L'applauso finale a Genesis Wunderkammer. Foto di Alessandro Calamo.

martedì 19 luglio 2011

Genesis Wunderkammer: da Adamo ad Amleto tra astratto e concreto

Vado in scena. Venerdì 22 luglio, alle ore 19.00, presso Palazzo Lanza (Capua, corso Gran Priorato di Malta 25) l'Accademia Palasciania presenta Genesis Wunderkammer: da Adamo ad Amleto tra astratto e concreto. Ingresso libero. Di séguito la descrizione di quanto in programma, dal relativo comunicato stampa.

La sala eventi della libreria Guida Capua si trasforma in una neobarocca «camera delle meraviglie», sia pur virtuale, e nello scenario d’uno spettacolo ibrido – a ingresso gratuito – dove la fotografia d’autore fa da sfondo e motivo ispiratore al teatro di parola. Finanche parola divina: Marco Palasciano declama infatti passi dal biblico Genesi, nella prima parte della performance, e, nella seconda, dall’Amleto di William Shakespeare. Passi qua e là contaminati con frammenti d’altre scritture antiche e moderne (soprattutto moderne: a far da malta è Palasciano stesso). Nel contempo, sullo schermo si susseguono le immagini catturate e rielaborate da Salvatore De Maio, per la prima parte, e da Antonio Calamo e Vincenzo Pagliuca, per la seconda. Nell’intervallo tra le due parti si esibisce alla chitarra Antonio Faenza, con pièces trascelte dal repertorio classico.

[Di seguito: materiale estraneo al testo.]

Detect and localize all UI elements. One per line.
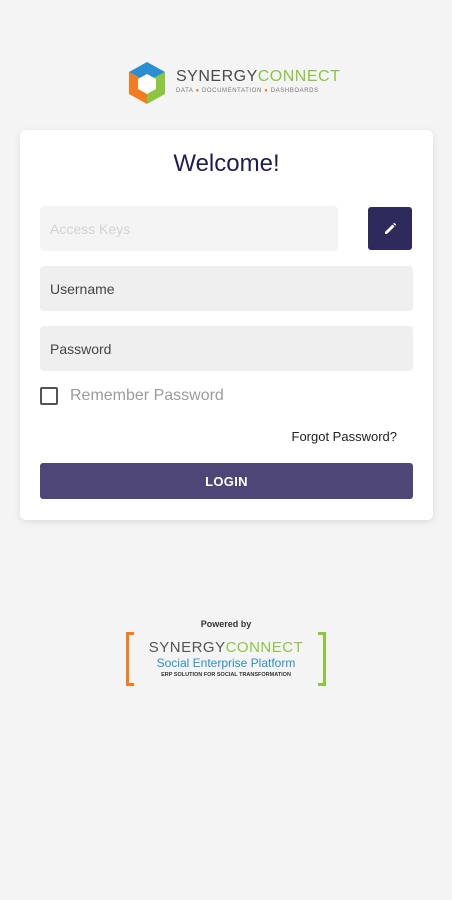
pencil-icon <box>385 222 397 234</box>
platform-subtitle: Social Enterprise Platform <box>156 656 296 670</box>
brand-name: SYNERGYCONNECT <box>176 68 341 85</box>
powered-by-label: Powered by <box>200 619 252 629</box>
username-input[interactable] <box>40 266 413 311</box>
brand-tagline: DATA ● DOCUMENTATION ● DASHBOARDS <box>176 88 319 94</box>
platform-brand-name: SYNERGYCONNECT <box>148 639 304 656</box>
platform-tagline: ERP SOLUTION FOR SOCIAL TRANSFORMATION <box>161 672 291 678</box>
platform-logo: SYNERGYCONNECT Social Enterprise Platfor… <box>126 632 326 686</box>
login-card: Welcome! Remember Password Forgot Passwo… <box>20 130 433 520</box>
remember-password-checkbox[interactable] <box>40 387 58 405</box>
welcome-title: Welcome! <box>173 150 280 177</box>
login-button[interactable]: LOGIN <box>40 463 413 499</box>
forgot-password-link[interactable]: Forgot Password? <box>292 429 398 444</box>
app-logo: SYNERGYCONNECT DATA ● DOCUMENTATION ● DA… <box>126 60 340 106</box>
password-input[interactable] <box>40 326 413 371</box>
access-keys-input[interactable] <box>40 206 338 251</box>
cube-logo-icon <box>129 62 165 104</box>
edit-access-keys-button[interactable] <box>368 207 412 250</box>
remember-password-label: Remember Password <box>70 387 224 404</box>
remember-password-row[interactable]: Remember Password <box>40 386 224 406</box>
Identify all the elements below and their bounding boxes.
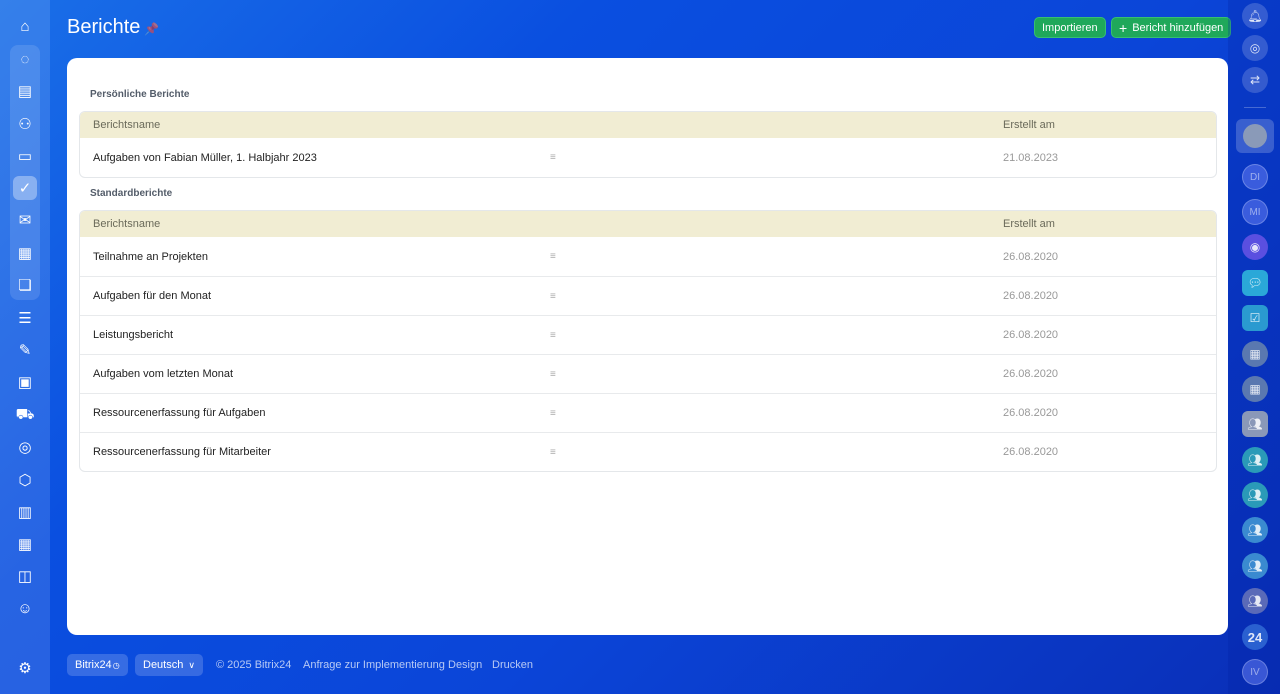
standard-reports-table: Berichtsname Erstellt am Teilnahme an Pro… xyxy=(79,210,1217,472)
menu-icon[interactable]: ≡ xyxy=(550,369,556,380)
copilot-icon[interactable]: ◎ xyxy=(1242,35,1268,61)
footer-link-implementation[interactable]: Anfrage zur Implementierung xyxy=(303,659,445,671)
created-date: 26.08.2020 xyxy=(1003,368,1059,380)
created-date: 21.08.2023 xyxy=(1003,151,1059,164)
copyright: © 2025 Bitrix24 xyxy=(216,659,292,671)
created-date: 26.08.2020 xyxy=(1003,290,1059,302)
group-icon[interactable]: 👥︎ xyxy=(1242,447,1268,473)
report-name[interactable]: Leistungsbericht xyxy=(93,329,173,341)
col-name-header[interactable]: Berichtsname xyxy=(93,218,160,230)
settings-icon[interactable]: ⚙ xyxy=(13,656,37,680)
left-sidebar: ⌂ ◌ ▤ ⚇ ▭ ✓ ✉ ▦ ❏ ☰ ✎ ▣ ⛟ ◎ ⬡ ▥ ▦ ◫ ☺ ⚙ xyxy=(0,0,50,694)
col-date-header[interactable]: Erstellt am xyxy=(1003,119,1055,131)
table-header: Berichtsname Erstellt am xyxy=(80,211,1216,237)
group-icon[interactable]: 👥︎ xyxy=(1242,588,1268,614)
box-icon[interactable]: ⬡ xyxy=(13,468,37,492)
team-icon[interactable]: ⚇ xyxy=(13,112,37,136)
clock-icon: ◷ xyxy=(112,660,120,670)
table-header: Berichtsname Erstellt am xyxy=(80,112,1216,138)
bitrix24-counter[interactable]: 24 xyxy=(1242,624,1268,650)
table-row[interactable]: Ressourcenerfassung für Mitarbeiter ≡ 26.0… xyxy=(80,432,1216,471)
col-date-header[interactable]: Erstellt am xyxy=(1003,218,1055,230)
menu-icon[interactable]: ≡ xyxy=(550,251,556,262)
section-heading: Standardberichte xyxy=(90,188,173,199)
target-icon[interactable]: ◎ xyxy=(13,435,37,459)
page-title: Berichte xyxy=(67,16,141,38)
report-name[interactable]: Ressourcenerfassung für Mitarbeiter xyxy=(93,446,271,458)
menu-icon[interactable]: ≡ xyxy=(550,408,556,419)
report-name[interactable]: Aufgaben vom letzten Monat xyxy=(93,368,233,380)
group-avatar[interactable]: ▦ xyxy=(1242,376,1268,402)
table-row[interactable]: Aufgaben von Fabian Müller, 1. Halbjahr … xyxy=(80,138,1216,177)
group-icon[interactable]: 👥︎ xyxy=(1242,517,1268,543)
table-row[interactable]: Aufgaben für den Monat ≡ 26.08.2020 xyxy=(80,276,1216,315)
group-icon[interactable]: 👥︎ xyxy=(1242,482,1268,508)
task-chat-icon[interactable]: ☑ xyxy=(1242,305,1268,331)
created-date: 26.08.2020 xyxy=(1003,250,1059,263)
cart-icon[interactable]: ⛟ xyxy=(13,403,37,427)
created-date: 26.08.2020 xyxy=(1003,329,1059,341)
brand-label: Bitrix24 xyxy=(75,659,112,671)
footer-link-design[interactable]: Design xyxy=(448,659,482,671)
apps-icon[interactable]: ◫ xyxy=(13,564,37,588)
calendar-icon[interactable]: ▦ xyxy=(13,241,37,265)
table-row[interactable]: Ressourcenerfassung für Aufgaben ≡ 26.08.2… xyxy=(80,393,1216,432)
created-date: 26.08.2020 xyxy=(1003,407,1059,419)
menu-icon[interactable]: ≡ xyxy=(550,291,556,302)
group-avatar[interactable]: ▦ xyxy=(1242,341,1268,367)
news-icon[interactable]: ▤ xyxy=(13,79,37,103)
sites-icon[interactable]: ▣ xyxy=(13,370,37,394)
avatar xyxy=(1243,124,1267,148)
schedule-icon[interactable]: ▦ xyxy=(13,532,37,556)
created-date: 26.08.2020 xyxy=(1003,446,1059,458)
table-row[interactable]: Teilnahme an Projekten ≡ 26.08.2020 xyxy=(80,237,1216,276)
table-row[interactable]: Aufgaben vom letzten Monat ≡ 26.08.2020 xyxy=(80,354,1216,393)
chevron-down-icon: ∨ xyxy=(188,659,195,670)
right-sidebar: 🔔︎ ◎ ⇄ DI MI ◉ 💬︎ ☑ ▦ ▦ 👥︎ 👥︎ 👥︎ 👥︎ 👥︎ 👥… xyxy=(1228,0,1280,694)
avatar[interactable]: DI xyxy=(1242,164,1268,190)
footer-link-print[interactable]: Drucken xyxy=(492,659,533,671)
menu-icon[interactable]: ≡ xyxy=(550,447,556,458)
tasks-icon[interactable]: ✓ xyxy=(13,176,37,200)
col-name-header[interactable]: Berichtsname xyxy=(93,119,160,131)
chat-icon[interactable]: 💬︎ xyxy=(1242,270,1268,296)
group-icon[interactable]: 👥︎ xyxy=(1242,553,1268,579)
reports-card: Persönliche Berichte Berichtsname Erstell… xyxy=(67,58,1228,635)
section-heading: Persönliche Berichte xyxy=(90,89,190,100)
language-select[interactable]: Deutsch ∨ xyxy=(135,654,203,676)
plus-icon: + xyxy=(1119,19,1128,36)
sign-icon[interactable]: ✎ xyxy=(13,338,37,362)
analytics-icon[interactable]: ▥ xyxy=(13,500,37,524)
menu-icon[interactable]: ≡ xyxy=(550,330,556,341)
chat-icon[interactable]: ❏ xyxy=(13,273,37,297)
feed-icon[interactable]: ◌ xyxy=(13,47,37,71)
table-row[interactable]: Leistungsbericht ≡ 26.08.2020 xyxy=(80,315,1216,354)
drive-icon[interactable]: ▭ xyxy=(13,144,37,168)
report-name[interactable]: Aufgaben für den Monat xyxy=(93,290,211,302)
support-chat-icon[interactable]: ⇄ xyxy=(1242,67,1268,93)
robot-icon[interactable]: ☺ xyxy=(13,596,37,620)
personal-reports-table: Berichtsname Erstellt am Aufgaben von Fab… xyxy=(79,111,1217,178)
brand-button[interactable]: Bitrix24 ◷ xyxy=(67,654,128,676)
user-avatar-highlight[interactable] xyxy=(1236,119,1274,153)
openlines-icon[interactable]: ◉ xyxy=(1242,234,1268,260)
avatar[interactable]: IV xyxy=(1242,659,1268,685)
pin-icon[interactable]: 📌 xyxy=(144,22,159,36)
avatar[interactable]: MI xyxy=(1242,199,1268,225)
import-button[interactable]: Importieren xyxy=(1034,17,1106,38)
report-name[interactable]: Teilnahme an Projekten xyxy=(93,251,208,263)
report-name[interactable]: Ressourcenerfassung für Aufgaben xyxy=(93,407,265,419)
home-icon[interactable]: ⌂ xyxy=(13,14,37,38)
group-icon[interactable]: 👥︎ xyxy=(1242,411,1268,437)
bell-icon[interactable]: 🔔︎ xyxy=(1242,3,1268,29)
mail-icon[interactable]: ✉ xyxy=(13,208,37,232)
funnel-icon[interactable]: ☰ xyxy=(13,306,37,330)
menu-icon[interactable]: ≡ xyxy=(550,152,556,163)
add-report-button[interactable]: + Bericht hinzufügen xyxy=(1111,17,1232,38)
divider xyxy=(1244,107,1266,108)
report-name[interactable]: Aufgaben von Fabian Müller, 1. Halbjahr … xyxy=(93,152,317,164)
language-label: Deutsch xyxy=(143,659,184,671)
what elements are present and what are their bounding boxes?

Le immagini proposte da De Maio sono caratterizzate dall’astrazione; quelle di Calamo e Pagliuca dalla concretezza. Le prime sono, pour ainsi dire, «fotografie di pensieri»: se, per esempio, Palasciano intravede in esse un capitolo del Genesi, gli spettatori stessi sono sollecitati da De Maio a fornire una propria reinterpretazione di tali quasi reperti medianici, facendone uno specchio psicologico, per inserire infine eventualmente – in margine al dibattito post show – le rispettive intuizioni in un’urna. Le immagini di Calamo e Pagliuca sono invece tratte da un volume di cui sono coautori con Luigi Esposito, The Ghost Museum, edito dal DISCIZIA e dedicato ai locali della facoltà di Medicina Veterinaria dell’ Università di Napoli “Federico II”, abitati da meravigliosi quanto polverulenti reperti che – per l’incuria dell’uomo che pure li creò (o demiurgò, se tolti alla natura) – anziché venire collocati nelle ialine teche d’una Wunderkammer giacciono abbandonati alla deriva nel mare dell’oblio.

Sovrapposizione di fotografie di Antonio Calamo e Salvatore De Maio.